Reconozco que no sabía nada de esta mujer culta, que en España se codeaba con los intelectuales y escritores -Campoamor, Pérez Galdós-, tenía vez en la corte de Alfonso XII, llegó a ser indicada para el Premio Nobel, y en el extranjero cenó con Tolstoi, y entrevistó al comisario Trotsky, en plena revolución rusa. Es decir, que he aprendido mucho. Porque las buenas novelas históricas -que respetan los hechos, aunque se inventen los diálogos y las menudencias- ayudan a entender la Historia, ya que nos llega relatada por los personajes, a modo de tradiciones familiares.
Lo que no quiere decir que sean historias blandas o cuentos fabulados. Sofía no ahorra la dureza en sus relatos, porque al final son crónicas de un mundo que sufre. La busca apasionada de la verdad, guía los pasos de esta mujer singular. “Una necesidad imperativa me impulsó a buscar la verdad – un soplo de aire respirable. Ser testigos circunstanciales de una guerra, de vidas segadas en un segundo, de la arbitrariedad del destino cruel; debemos ser fieles a nosotros mismos y no renunciar nunca a la objetividad que sólo aporta la verdad, sea ésta la que sea”. Si difuminar la verdad con cosmética siempre es una deslealtad para los periodistas, cuando los relatos implican el dolor y la pérdida, omitirse es crimen de lesa majestad.

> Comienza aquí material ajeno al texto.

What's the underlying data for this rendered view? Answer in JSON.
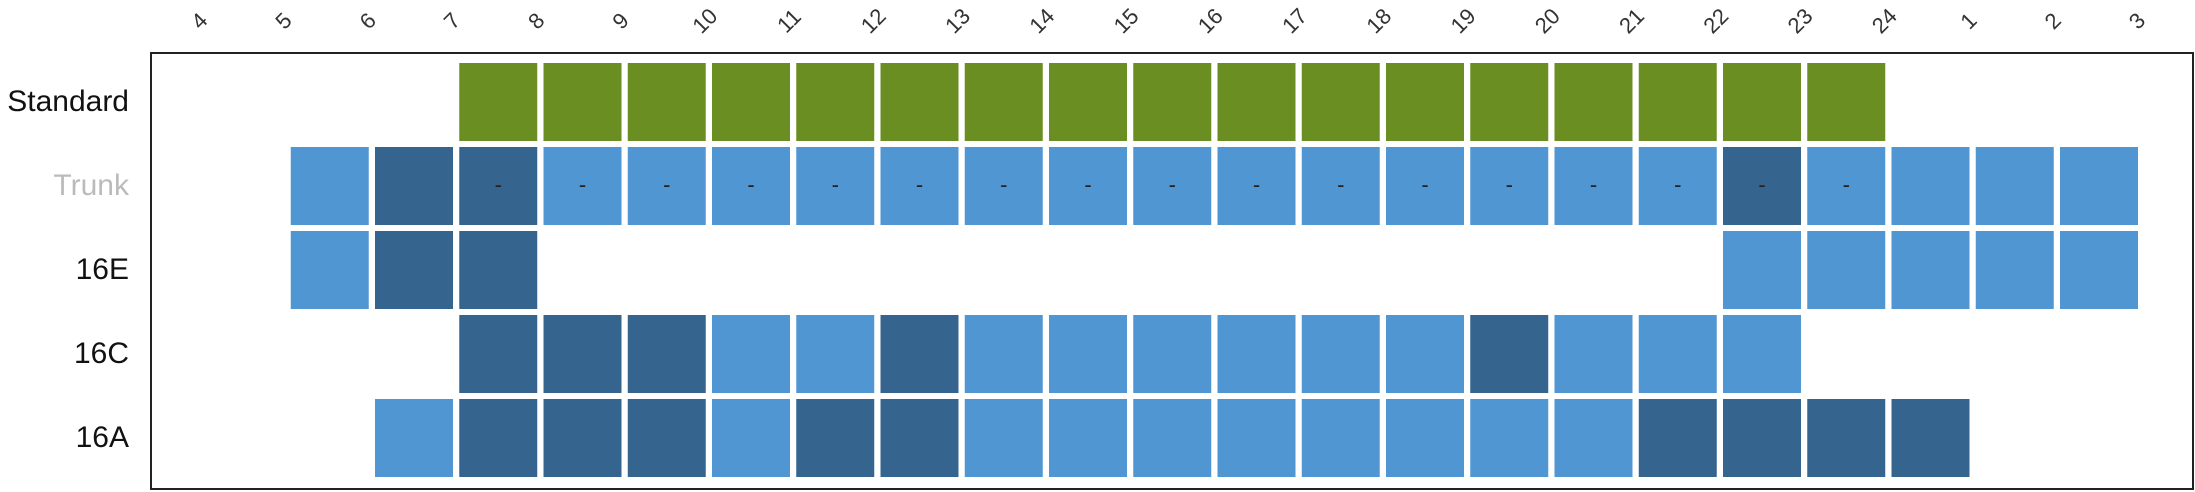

Por eso Sofia asume el compromiso de informar, con riesgo de la propia vida, sin atenerse a disculpas que las circunstancias -y las muchas relaciones diplomáticas de su entorno- le ofrecían. “Quiero mantenerme en las trincheras la historia, junto a los más débiles y oprimidos. Nos han hurtado el presente, pero, para poder construir el futuro, no puedo permitir que nos roben también el pasado. La fe mueve montañas, pero no sé si puede derrocar regímenes”. Palabras definitivas de una mujer de estatura moral admirable.
¿Cómo se construye un carácter de esta témpera? No se trata de un espasmo circunstancial, sino algo que se ha ido forjando con el tiempo, a golpe de los propios sufrimientos, aspecto magníficamente relatado pela autora. La ausencia del padre que deja la familia, y después un matrimonio desacertado, con un filósofo polaco que acaba abandonándola con tres hijas. “Así es como funciona el amor: llega sin avisar, descoloca tu mundo y te priva de la razón, o al menos hace que la uses un poco menos”.

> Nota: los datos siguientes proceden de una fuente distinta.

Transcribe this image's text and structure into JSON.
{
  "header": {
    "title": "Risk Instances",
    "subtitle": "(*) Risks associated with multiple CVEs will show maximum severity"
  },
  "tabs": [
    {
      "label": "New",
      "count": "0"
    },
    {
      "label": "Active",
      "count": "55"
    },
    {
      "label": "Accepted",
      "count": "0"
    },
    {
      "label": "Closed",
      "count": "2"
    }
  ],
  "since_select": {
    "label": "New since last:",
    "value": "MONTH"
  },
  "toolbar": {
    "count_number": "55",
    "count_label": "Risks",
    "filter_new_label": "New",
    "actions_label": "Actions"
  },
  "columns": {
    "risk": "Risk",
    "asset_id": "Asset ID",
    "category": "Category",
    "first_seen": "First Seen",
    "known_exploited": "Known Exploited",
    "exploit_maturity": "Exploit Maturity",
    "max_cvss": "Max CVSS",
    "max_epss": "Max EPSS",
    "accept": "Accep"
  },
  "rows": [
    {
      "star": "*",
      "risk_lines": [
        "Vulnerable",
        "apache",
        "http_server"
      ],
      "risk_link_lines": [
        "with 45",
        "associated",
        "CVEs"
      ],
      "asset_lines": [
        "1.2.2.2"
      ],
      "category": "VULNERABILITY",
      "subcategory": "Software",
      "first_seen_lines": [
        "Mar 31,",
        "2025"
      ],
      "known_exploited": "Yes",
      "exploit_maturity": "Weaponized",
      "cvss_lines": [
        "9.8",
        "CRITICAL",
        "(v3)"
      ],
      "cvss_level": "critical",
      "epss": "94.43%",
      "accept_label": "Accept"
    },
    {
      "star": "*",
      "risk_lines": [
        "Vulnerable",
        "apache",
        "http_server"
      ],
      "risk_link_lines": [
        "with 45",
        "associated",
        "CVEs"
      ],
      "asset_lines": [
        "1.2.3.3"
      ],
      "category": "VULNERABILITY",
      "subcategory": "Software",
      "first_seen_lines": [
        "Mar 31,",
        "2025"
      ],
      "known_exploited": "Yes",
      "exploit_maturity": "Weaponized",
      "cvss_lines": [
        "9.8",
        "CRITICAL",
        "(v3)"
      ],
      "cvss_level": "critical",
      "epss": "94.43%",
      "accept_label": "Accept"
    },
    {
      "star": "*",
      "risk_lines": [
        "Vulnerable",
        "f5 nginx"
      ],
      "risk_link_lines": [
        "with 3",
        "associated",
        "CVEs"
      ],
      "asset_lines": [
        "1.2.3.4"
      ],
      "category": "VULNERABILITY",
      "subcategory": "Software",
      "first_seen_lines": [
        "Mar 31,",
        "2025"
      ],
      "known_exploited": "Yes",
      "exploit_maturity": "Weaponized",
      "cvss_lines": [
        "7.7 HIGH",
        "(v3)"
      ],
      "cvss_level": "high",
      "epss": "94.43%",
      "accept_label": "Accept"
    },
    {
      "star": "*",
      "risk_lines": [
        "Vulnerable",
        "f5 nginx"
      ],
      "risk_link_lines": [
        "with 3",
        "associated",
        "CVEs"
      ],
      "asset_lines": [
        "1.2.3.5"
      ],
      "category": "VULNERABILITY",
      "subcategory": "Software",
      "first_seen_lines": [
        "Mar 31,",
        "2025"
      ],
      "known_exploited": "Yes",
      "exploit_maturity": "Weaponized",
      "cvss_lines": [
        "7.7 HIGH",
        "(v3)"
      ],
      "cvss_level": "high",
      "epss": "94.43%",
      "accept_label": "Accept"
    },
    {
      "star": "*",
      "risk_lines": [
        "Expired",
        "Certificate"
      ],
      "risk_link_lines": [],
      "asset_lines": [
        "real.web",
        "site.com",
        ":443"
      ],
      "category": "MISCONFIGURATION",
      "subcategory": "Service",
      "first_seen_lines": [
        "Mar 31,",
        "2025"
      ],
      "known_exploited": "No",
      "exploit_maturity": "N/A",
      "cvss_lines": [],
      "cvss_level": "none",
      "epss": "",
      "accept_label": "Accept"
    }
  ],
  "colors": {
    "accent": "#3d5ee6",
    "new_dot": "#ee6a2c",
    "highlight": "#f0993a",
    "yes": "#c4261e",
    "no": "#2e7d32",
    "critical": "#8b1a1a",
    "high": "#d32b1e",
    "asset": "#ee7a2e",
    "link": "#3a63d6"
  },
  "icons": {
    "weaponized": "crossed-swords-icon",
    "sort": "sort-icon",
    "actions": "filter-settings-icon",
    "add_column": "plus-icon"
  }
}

Nunca negó el amor que tenía a su marido, ni se arrepiente de la dedicación que le tributó. “El bárbaro del norte, así era como mis amigos llamaban a mi marido Y a veces no les faltaba razón. Wincenty Lutoslawski era un bárbaro de la razón, preso en un mundo que se movía por los dictados del corazón y no del intelecto”. Y no se permite perder tiempo con resentimientos y desafectos, aunque le sobrarían motivos: “Las cicatrices del alma son mucho peor que las del cuerpo, porque no las vemos. Le doy las gracias a Dios por haberme librado del estigma del odio, por haber impedido que esa lacra, la peste del siglo XX, invadiera mi corazón, que ha seguido palpitando y queriendo sin descanso, por mucho que ese amor doliera”.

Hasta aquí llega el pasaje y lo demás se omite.